Maria McMillan – The importance of valuing your presence for others

Recently I was with a group of nursing colleagues and we were discussing their particular experiences of nursing at the height of the COVID pandemic. One nurse in particular, spoke with despair about feeling utterly stripped and bereft of any sense of being an effective nurse, he had seen so many patients die, he had felt so helpless that wondered whether he actually justified the title of being called a nurse.

I could see that my colleagues were nodding in some sort of recognition of what he was saying and the quality of his despair. So I asked him to say a little bit more, and he started to describe a particular patient he had been a key nurse for, and this patient unusually had been on the ward for over three months. In that length of time he had really got to know this woman, he had got to understand her he thought, he had provided her with comfort along with his colleagues, she had become quite a known patient on the ward because of the time she had spent there. He had known what had made her comfortable, what she liked to eat, what she didn’t like to eat, what made her irritable, what made her slightly more hopeful, he cajoled her, he tried to revive the life in her and accordingly on many occasions she did appear to be close to recovery, but then, as is often the case with a patient suffering COVID, there would be a very sudden unexpected and catastrophic decline in the state of health. But because she had recovered many of these dips in her health there was a consensus in the ward that she would probably make it. And then one day he turns up for an early shift and he is told the awful news that she had died very suddenly in the night. “What a waste of time!” he exclaimed, it was a shocking thing to say but it was authentic, and I knew that his colleagues understood exactly what he meant. We acknowledged that very painful and angry state of mind, when one’s efforts, one’s real hard dedication seems to have been worth nothing and that’s what nursing COVID patients often leaves the nurse with. It is a particularly cruel aspect of this type of nursing and this type of illness.

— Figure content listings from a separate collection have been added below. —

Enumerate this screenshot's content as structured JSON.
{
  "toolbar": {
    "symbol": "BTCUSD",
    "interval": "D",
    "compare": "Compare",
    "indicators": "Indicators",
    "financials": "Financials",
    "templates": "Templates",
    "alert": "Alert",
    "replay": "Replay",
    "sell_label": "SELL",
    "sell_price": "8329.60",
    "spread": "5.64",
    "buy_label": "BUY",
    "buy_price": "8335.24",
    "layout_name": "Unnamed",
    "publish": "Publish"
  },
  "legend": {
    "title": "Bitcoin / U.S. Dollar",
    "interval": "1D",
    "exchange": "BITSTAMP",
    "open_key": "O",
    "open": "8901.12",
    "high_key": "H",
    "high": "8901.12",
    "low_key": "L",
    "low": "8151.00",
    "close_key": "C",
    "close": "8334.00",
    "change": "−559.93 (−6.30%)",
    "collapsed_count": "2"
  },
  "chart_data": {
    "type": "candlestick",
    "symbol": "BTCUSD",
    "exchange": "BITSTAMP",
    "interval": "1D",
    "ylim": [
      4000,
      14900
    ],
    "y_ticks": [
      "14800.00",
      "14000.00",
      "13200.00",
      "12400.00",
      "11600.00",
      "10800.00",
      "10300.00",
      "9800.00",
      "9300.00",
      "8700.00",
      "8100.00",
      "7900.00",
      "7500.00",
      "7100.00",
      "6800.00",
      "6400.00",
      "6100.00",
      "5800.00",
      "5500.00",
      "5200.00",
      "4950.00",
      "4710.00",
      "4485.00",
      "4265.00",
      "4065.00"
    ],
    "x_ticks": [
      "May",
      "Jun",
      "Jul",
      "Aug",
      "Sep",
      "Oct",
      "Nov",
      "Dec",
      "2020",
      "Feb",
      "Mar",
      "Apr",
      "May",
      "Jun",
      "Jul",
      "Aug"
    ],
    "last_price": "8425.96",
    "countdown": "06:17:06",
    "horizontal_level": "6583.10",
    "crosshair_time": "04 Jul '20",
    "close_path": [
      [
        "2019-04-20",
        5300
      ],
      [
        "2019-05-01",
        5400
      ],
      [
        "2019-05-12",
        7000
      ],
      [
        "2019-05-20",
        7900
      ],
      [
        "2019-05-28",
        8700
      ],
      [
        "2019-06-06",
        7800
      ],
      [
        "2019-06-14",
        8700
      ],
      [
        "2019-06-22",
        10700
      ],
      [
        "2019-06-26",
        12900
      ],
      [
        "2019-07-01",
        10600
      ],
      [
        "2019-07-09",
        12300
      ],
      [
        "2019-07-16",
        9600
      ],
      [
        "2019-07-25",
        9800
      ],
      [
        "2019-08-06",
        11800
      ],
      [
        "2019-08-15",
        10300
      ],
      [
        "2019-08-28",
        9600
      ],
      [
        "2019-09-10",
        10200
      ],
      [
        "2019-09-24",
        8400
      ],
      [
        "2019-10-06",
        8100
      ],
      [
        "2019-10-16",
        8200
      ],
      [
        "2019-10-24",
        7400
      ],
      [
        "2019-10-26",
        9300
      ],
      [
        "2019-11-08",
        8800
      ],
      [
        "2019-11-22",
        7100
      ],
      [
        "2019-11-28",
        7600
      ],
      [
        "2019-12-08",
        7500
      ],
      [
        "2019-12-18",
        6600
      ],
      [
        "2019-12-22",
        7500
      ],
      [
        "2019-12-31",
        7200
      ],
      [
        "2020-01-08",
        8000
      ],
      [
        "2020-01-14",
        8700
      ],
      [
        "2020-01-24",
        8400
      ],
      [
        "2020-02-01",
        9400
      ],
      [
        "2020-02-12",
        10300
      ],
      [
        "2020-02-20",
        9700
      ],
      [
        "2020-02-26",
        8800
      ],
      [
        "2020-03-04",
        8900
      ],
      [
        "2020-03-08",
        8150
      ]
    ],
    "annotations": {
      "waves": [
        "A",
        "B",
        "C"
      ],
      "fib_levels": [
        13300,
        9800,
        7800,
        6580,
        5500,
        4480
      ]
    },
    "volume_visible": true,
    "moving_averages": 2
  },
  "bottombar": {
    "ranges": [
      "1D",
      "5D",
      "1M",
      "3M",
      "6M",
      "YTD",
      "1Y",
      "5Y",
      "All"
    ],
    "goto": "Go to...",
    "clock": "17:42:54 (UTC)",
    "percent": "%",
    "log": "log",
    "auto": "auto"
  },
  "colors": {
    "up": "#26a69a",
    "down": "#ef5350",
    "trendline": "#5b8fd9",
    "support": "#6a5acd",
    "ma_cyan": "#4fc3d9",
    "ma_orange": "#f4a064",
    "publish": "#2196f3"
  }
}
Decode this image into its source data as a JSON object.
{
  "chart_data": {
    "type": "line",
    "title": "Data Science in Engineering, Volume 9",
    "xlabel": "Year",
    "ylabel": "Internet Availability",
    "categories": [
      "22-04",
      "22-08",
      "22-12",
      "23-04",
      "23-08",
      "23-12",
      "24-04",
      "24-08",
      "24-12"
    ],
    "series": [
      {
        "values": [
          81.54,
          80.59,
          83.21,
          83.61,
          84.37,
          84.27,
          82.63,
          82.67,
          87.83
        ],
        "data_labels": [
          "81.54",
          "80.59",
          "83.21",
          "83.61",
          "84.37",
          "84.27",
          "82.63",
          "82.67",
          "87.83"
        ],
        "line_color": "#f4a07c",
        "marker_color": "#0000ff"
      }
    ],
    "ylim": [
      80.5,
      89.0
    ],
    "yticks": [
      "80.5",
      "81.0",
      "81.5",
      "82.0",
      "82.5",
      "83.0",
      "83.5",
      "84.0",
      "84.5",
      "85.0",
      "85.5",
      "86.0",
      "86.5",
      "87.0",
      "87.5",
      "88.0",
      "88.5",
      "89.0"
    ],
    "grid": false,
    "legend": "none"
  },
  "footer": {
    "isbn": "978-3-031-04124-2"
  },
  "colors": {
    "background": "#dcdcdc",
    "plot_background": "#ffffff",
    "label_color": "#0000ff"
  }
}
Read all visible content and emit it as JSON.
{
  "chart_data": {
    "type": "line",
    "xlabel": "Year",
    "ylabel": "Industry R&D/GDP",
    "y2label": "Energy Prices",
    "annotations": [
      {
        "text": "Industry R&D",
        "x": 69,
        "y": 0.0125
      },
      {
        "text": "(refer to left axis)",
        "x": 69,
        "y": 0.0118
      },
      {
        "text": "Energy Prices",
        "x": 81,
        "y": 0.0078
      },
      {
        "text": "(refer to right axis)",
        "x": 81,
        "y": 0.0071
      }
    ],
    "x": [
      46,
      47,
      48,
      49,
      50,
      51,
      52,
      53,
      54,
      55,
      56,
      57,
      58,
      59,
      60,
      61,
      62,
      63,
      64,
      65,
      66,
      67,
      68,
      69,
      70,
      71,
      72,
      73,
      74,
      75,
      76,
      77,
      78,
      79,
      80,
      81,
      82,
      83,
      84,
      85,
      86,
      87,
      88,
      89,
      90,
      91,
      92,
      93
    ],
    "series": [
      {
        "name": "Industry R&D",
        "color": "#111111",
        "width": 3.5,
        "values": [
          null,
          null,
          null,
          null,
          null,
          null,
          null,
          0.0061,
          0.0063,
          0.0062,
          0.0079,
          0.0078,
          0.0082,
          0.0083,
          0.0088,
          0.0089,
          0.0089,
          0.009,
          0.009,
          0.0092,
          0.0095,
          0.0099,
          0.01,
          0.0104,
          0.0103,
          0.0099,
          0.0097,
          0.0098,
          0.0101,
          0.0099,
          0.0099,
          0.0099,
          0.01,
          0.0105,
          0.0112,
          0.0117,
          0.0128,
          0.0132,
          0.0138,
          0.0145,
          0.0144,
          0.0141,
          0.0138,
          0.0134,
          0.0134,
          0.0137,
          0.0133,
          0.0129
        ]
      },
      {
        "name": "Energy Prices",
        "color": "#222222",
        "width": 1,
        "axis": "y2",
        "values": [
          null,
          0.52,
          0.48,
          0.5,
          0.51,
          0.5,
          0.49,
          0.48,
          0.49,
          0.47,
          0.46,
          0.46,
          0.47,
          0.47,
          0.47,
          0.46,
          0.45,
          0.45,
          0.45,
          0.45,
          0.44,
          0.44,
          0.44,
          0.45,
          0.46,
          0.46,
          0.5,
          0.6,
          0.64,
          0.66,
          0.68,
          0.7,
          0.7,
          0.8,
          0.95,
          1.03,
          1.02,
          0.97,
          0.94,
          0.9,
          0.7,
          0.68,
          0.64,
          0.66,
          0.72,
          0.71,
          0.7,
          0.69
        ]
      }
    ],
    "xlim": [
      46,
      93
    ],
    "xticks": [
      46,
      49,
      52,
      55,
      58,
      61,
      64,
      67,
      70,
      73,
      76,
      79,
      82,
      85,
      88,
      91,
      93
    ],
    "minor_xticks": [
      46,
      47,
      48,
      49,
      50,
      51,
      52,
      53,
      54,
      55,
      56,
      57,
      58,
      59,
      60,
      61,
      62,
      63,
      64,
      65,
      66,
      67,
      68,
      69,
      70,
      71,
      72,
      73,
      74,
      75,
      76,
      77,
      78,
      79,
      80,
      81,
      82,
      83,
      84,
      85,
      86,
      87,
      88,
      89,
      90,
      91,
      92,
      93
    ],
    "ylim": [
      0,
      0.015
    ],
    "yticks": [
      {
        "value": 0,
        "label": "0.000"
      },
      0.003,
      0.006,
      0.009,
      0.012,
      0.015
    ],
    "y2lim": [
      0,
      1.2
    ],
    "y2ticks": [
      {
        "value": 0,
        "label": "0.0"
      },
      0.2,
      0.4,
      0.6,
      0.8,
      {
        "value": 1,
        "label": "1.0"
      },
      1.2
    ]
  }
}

But I thought that it might be helpful to think what else was behind that anger and that sense of futility and we started to think about a sort of intimacy that does play a part in nursing patients who are not going to respond to a care plan or to a medication but who are inevitable there to die. It is a cruel travesty, in terms of nursing, to feel that there is nothing actively, there is no process, there is no procedure that is going to make a significant impact and you are left being a human being, ok with skills, with experience, but ultimately you are one human being with another person, with another human being who is dying. And we thought about the exceptional experience of doing that on behalf of society, being there with the patient at the most extreme point in their life and then inevitable death, and we thought about why it is so difficult in the quietness and in the space of being able to reflect, why is it felt so difficult to appreciate that might actually be a terribly important aspect of nursing. To really be with the patient, with their agony, with their despair, with their hope, with their irritability, that the being with all of those different things that one patient can bring, all those confusing and complicated things that the patient brings with them, that being with is implicit in the nursing role, and perhaps it is difficult for us as nurses to acknowledge it because it doesn’t get measured, it is not included in the care plan, it is not something that we easily can describe, but it is there in what we do and in being with the patient who has exhausted all of the doctors initiatives and skill and experience, it is down to the nurse to be with that patient and to do something that no one else is able to do, to watch, to feel, to be with and to witness.

Maria McMillan is a Psychiatric Nurse and a Psychoanalytic Psychotherapist. Maria talks about the importance, if you are working with those who are very ill or dying, of being there even when you can’t prevent the illness from taking its course. This material relates to a piece of work she carried out recently on behalf of the Tavistock and Portman NHS Foundation Trust.